De journalistiek is een sector waar op vlak van jobs de vraagzijde hoger is dan het aantal aanbiedingen. De lucky few die binnen geraken, hebben vaak een weinig diverse achtergrond. Levert dat beperkt perspectief?
‘Ja. De hele mediasector moet er de komende jaren hard aan werken. Twintig jaar geleden zijn we met een inhaalbeweging snel vervrouwelijkt. Maar op vlak van kleur staan we aan het prille begin, zoals in zoveel kennisberoepen in Vlaanderen. Wij zijn niet goed in het kanaliseren van de nieuwe generatie met heel diverse achtergronden die nu op de hogescholen en universiteiten zit. Ook al omdat de journalistiek, en zeker de krantenjournalistiek, voor velen niet hun gedroomde toekomst is. Succesberoepen zijn economie, advocatuur of geneeskunde. Of, als ze in de media willen, doen ze dat vanuit een overtuiging, om een stem te laten horen.
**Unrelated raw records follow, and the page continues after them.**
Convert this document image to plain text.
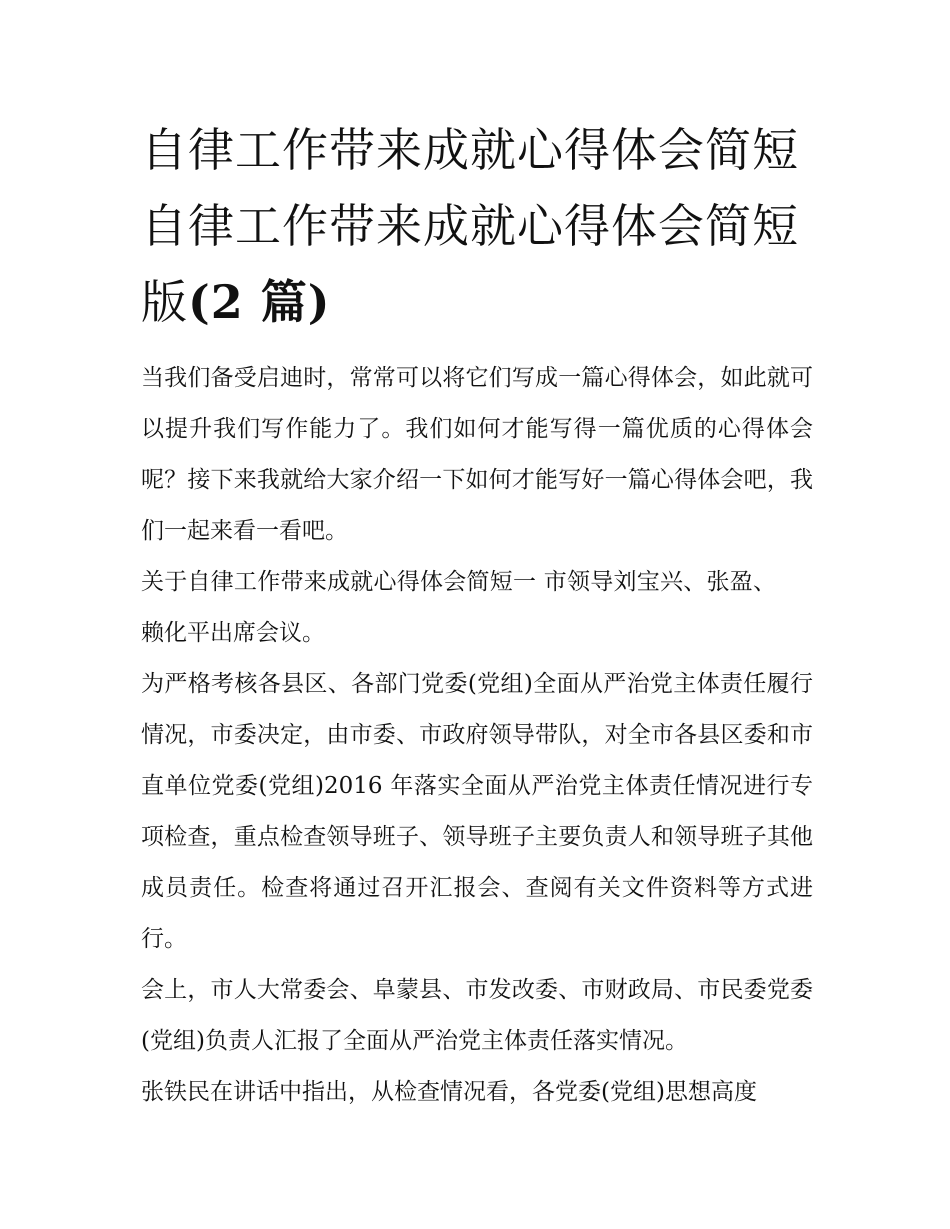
自律工作带来成就心得体会简短 自律工作带来成就心得体会简短版(2 篇)

当我们备受启迪时，常常可以将它们写成一篇心得体会，如此就可以提升我们写作能力了。我们如何才能写得一篇优质的心得体会呢？接下来我就给大家介绍一下如何才能写好一篇心得体会吧，我们一起来看一看吧。

关于自律工作带来成就心得体会简短一 市领导刘宝兴、张盈、赖化平出席会议。

为严格考核各县区、各部门党委(党组)全面从严治党主体责任履行情况，市委决定，由市委、市政府领导带队，对全市各县区委和市直单位党委(党组)2016 年落实全面从严治党主体责任情况进行专项检查，重点检查领导班子、领导班子主要负责人和领导班子其他成员责任。检查将通过召开汇报会、查阅有关文件资料等方式进行。

会上，市人大常委会、阜蒙县、市发改委、市财政局、市民委党委(党组)负责人汇报了全面从严治党主体责任落实情况。

张铁民在讲话中指出，从检查情况看，各党委(党组)思想高度
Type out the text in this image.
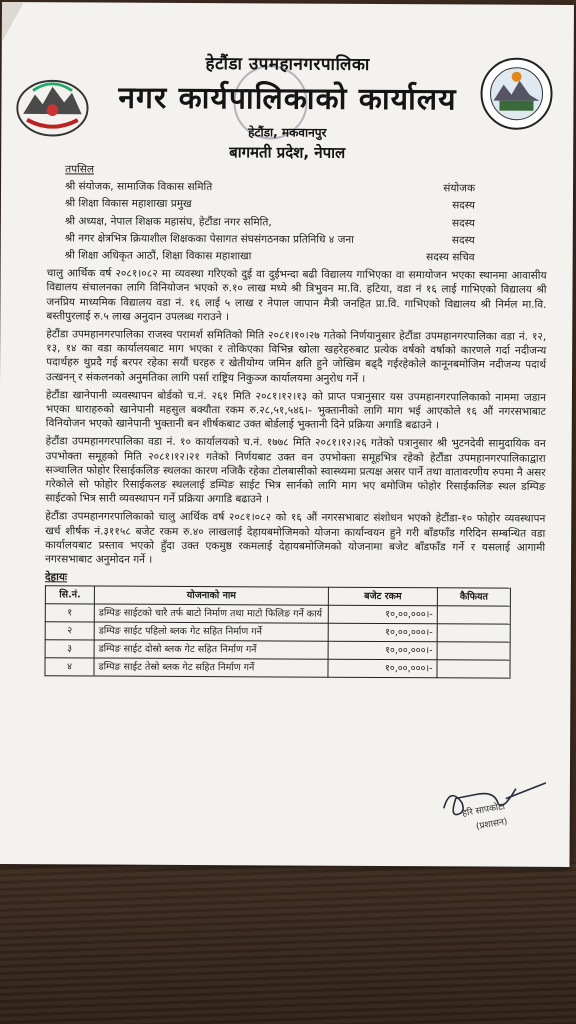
हेटौंडा उपमहानगरपालिका
नगर कार्यपालिकाको कार्यालय
हेटौंडा, मकवानपुर
बागमती प्रदेश, नेपाल
तपसिल
श्री संयोजक, सामाजिक विकास समिति	संयोजक
श्री शिक्षा विकास महाशाखा प्रमुख	सदस्य
श्री अध्यक्ष, नेपाल शिक्षक महासंघ, हेटौंडा नगर समिति,	सदस्य
श्री नगर क्षेत्रभित्र क्रियाशील शिक्षकका पेसागत संघसंगठनका प्रतिनिधि ४ जना	सदस्य
श्री शिक्षा अधिकृत आठौं, शिक्षा विकास महाशाखा	सदस्य सचिव
चालु आर्थिक वर्ष २०८१।०८२ मा व्यवस्था गरिएको दुई वा दुईभन्दा बढी विद्यालय गाभिएका वा समायोजन भएका स्थानमा आवासीय विद्यालय संचालनका लागि विनियोजन भएको रु.१० लाख मध्ये श्री त्रिभुवन मा.वि. हटिया, वडा नं १६ लाई गाभिएको विद्यालय श्री जनप्रिय माध्यमिक विद्यालय वडा नं. १६ लाई ५ लाख र नेपाल जापान मैत्री जनहित प्रा.वि. गाभिएको विद्यालय श्री निर्मल मा.वि. बस्तीपुरलाई रु.५ लाख अनुदान उपलब्ध गराउने ।
हेटौंडा उपमहानगरपालिका राजस्व परामर्श समितिको मिति २०८१।१०।२७ गतेको निर्णयानुसार हेटौंडा उपमहानगरपालिका वडा नं. १२, १३, १४ का वडा कार्यालयबाट माग भएका र तोकिएका विभिन्न खोला खहरेहरुबाट प्रत्येक वर्षको वर्षाको कारणले गर्दा नदीजन्य पदार्थहरु थुप्रदै गई बरपर रहेका सयौं घरहरु र खेतीयोग्य जमिन क्षति हुने जोखिम बढ्दै गईरहेकोले कानूनबमोजिम नदीजन्य पदार्थ उत्खनन् र संकलनको अनुमतिका लागि पर्सा राष्ट्रिय निकुञ्ज कार्यालयमा अनुरोध गर्ने ।
हेटौंडा खानेपानी व्यवस्थापन बोर्डको च.नं. २६१ मिति २०८१।१२।१३ को प्राप्त पत्रानुसार यस उपमहानगरपालिकाको नाममा जडान भएका धाराहरुको खानेपानी महसुल बक्यौता रकम रु.२८,५१,५४६।- भुक्तानीको लागि माग भई आएकोले १६ औं नगरसभाबाट विनियोजन भएको खानेपानी भुक्तानी बन शीर्षकबाट उक्त बोर्डलाई भुक्तानी दिने प्रक्रिया अगाडि बढाउने ।
हेटौंडा उपमहानगरपालिका वडा नं. १० कार्यालयको च.नं. १७७८ मिति २०८१।१२।२६ गतेको पत्रानुसार श्री भुटनदेवी सामुदायिक वन उपभोक्ता समूहको मिति २०८१।१२।२१ गतेको निर्णयबाट उक्त वन उपभोक्ता समूहभित्र रहेको हेटौंडा उपमहानगरपालिकाद्वारा सञ्चालित फोहोर रिसाईकलिङ स्थलका कारण नजिकै रहेका टोलबासीको स्वास्थ्यमा प्रत्यक्ष असर पार्ने तथा वातावरणीय रुपमा नै असर गरेकोले सो फोहोर रिसाईकलङ स्थललाई डम्पिङ साईट भित्र सार्नको लागि माग भए बमोजिम फोहोर रिसाईकलिङ स्थल डम्पिङ साईटको भित्र सारी व्यवस्थापन गर्ने प्रक्रिया अगाडि बढाउने ।
हेटौंडा उपमहानगरपालिकाको चालु आर्थिक वर्ष २०८१।०८२ को १६ औं नगरसभाबाट संशोधन भएको हेटौंडा-१० फोहोर व्यवस्थापन खर्च शीर्षक नं.३११५८ बजेट रकम रु.४० लाखलाई देहायबमोजिमको योजना कार्यान्वयन हुने गरी बाँडफाँड गरिदिन सम्बन्धित वडा कार्यालयबाट प्रस्ताव भएको हुँदा उक्त एकमुष्ठ रकमलाई देहायबमोजिमको योजनामा बजेट बाँडफाँड गर्ने र यसलाई आगामी नगरसभाबाट अनुमोदन गर्ने ।
देहायः
सि.नं.	योजनाको नाम	बजेट रकम	कैफियत
१	डम्पिङ साईटको चारै तर्फ बाटो निर्माण तथा माटो फिलिङ गर्ने कार्य	१०,००,०००।-	
२	डम्पिङ साईट पहिलो ब्लक गेट सहित निर्माण गर्ने	१०,००,०००।-	
३	डम्पिङ साईट दोस्रो ब्लक गेट सहित निर्माण गर्ने	१०,००,०००।-	
४	डम्पिङ साईट तेस्रो ब्लक गेट सहित निर्माण गर्ने	१०,००,०००।-	
हरि सापकोटा
(प्रशासन)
Zeer interessant, maar dat wringt met het objectiverende dagelijkse krantenwerk. Dat is het werk voor de komende jaren.’
Veel journalisten beginnen als freelancer, vaak met heel weinig inkomsten en werkzekerheid. Sommigen durven het zelfs moderne slavernij te noemen. Zo beperk je het beroep toch tot een heel specifieke groep die het zich kan veroorloven?
‘Het is altijd hard geweest om als beginnend freelancer je weg te vinden. Je statuut is precair, je krijgt minder feedback, je hebt minder voorbeelden, je zit minder in de branche – met een tragere leercurve tot gevolg. Nochtans is er veel nood aan heel goede freelancejournalisten.’
Maar worden die voldoende betaald om kwaliteitsvolle, inclusieve journalistiek mogelijk te maken?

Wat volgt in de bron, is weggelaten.